Selon le protocole de traitement de l'AVC, qui évolue dans le contexte d'hypertension critique, une diminution de la pression artérielle avec des médicaments doit être très prudente. Le syndrome de vol qualifié peut provoquer une forte diminution des indicateurs de pression. Il s’agit d’une redistribution défavorable du sang entre les organes par des dérivations de la circulation sanguine, ce qui entraîne une ischémie du tissu cérébral. La pression doit être réduite progressivement, l'algorithme optimal pour les actions consiste à observer deux conditions:

  1. Au cours de la première heure après le début de l'attaque, les indicateurs sont réduits de 20 à 25% des chiffres initiaux.
  2. Au cours des 2 à 6 heures suivantes, la tension artérielle devrait se stabiliser à un niveau compris entre 120 et 160 mm Hg.

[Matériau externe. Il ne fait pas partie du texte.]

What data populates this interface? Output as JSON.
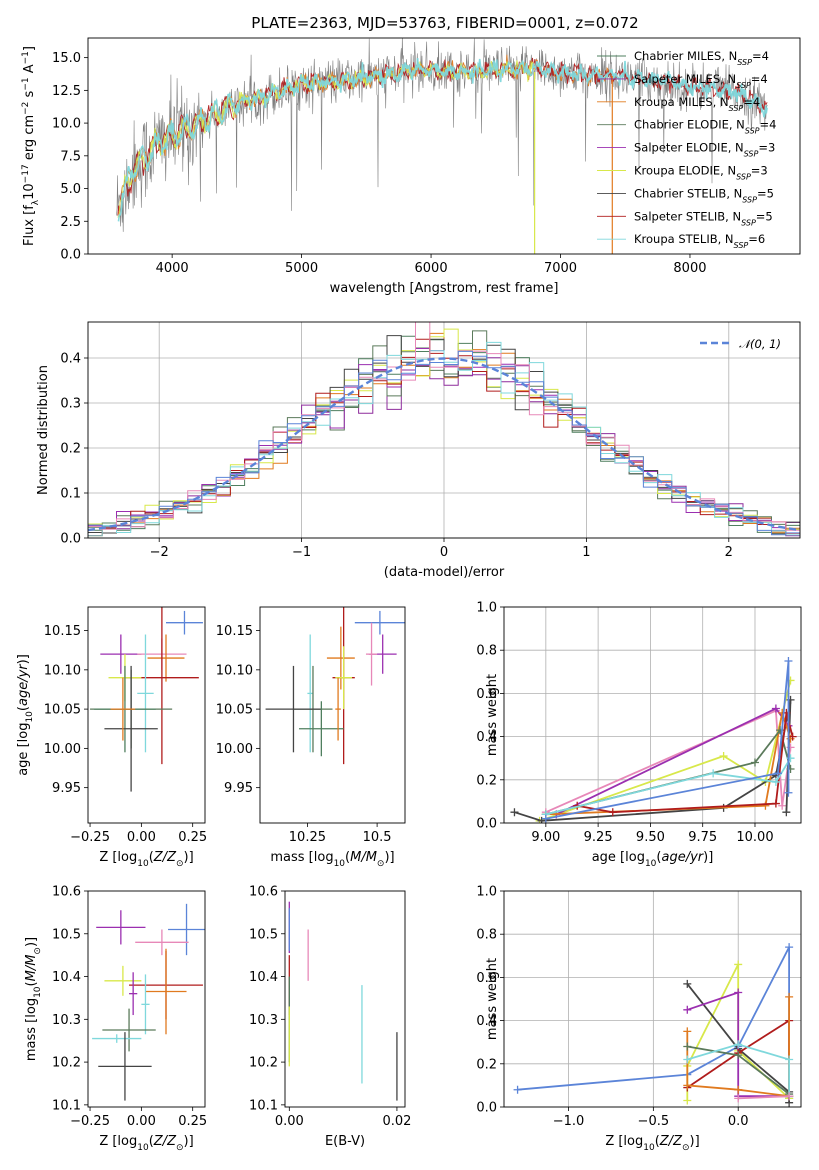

Avec une diminution des indicateurs de pression de 15 à 30% du niveau critique, l'état du patient s'améliore, la gravité des symptômes diminue, il n'y a pas besoin d'entretien stationnaire. Selon les statistiques, dans 10 à 20% des cas enregistrés, un accident vasculaire cérébral associé à une crise hypertensive était compliqué par des facteurs iatrogènes à la suite d'une méthode de traitement mal choisie (addition d'effets secondaires des médicaments utilisés) et d'une forte diminution de la pression (hypotension artérielle, catastrophes vasculaires).

Attention! Les informations présentées dans cet article sont données à titre indicatif. Les matériaux de l'article n'appellent pas de traitement indépendant. Seul un médecin qualifié peut établir un diagnostic et donner des recommandations de traitement en fonction des caractéristiques individuelles du patient.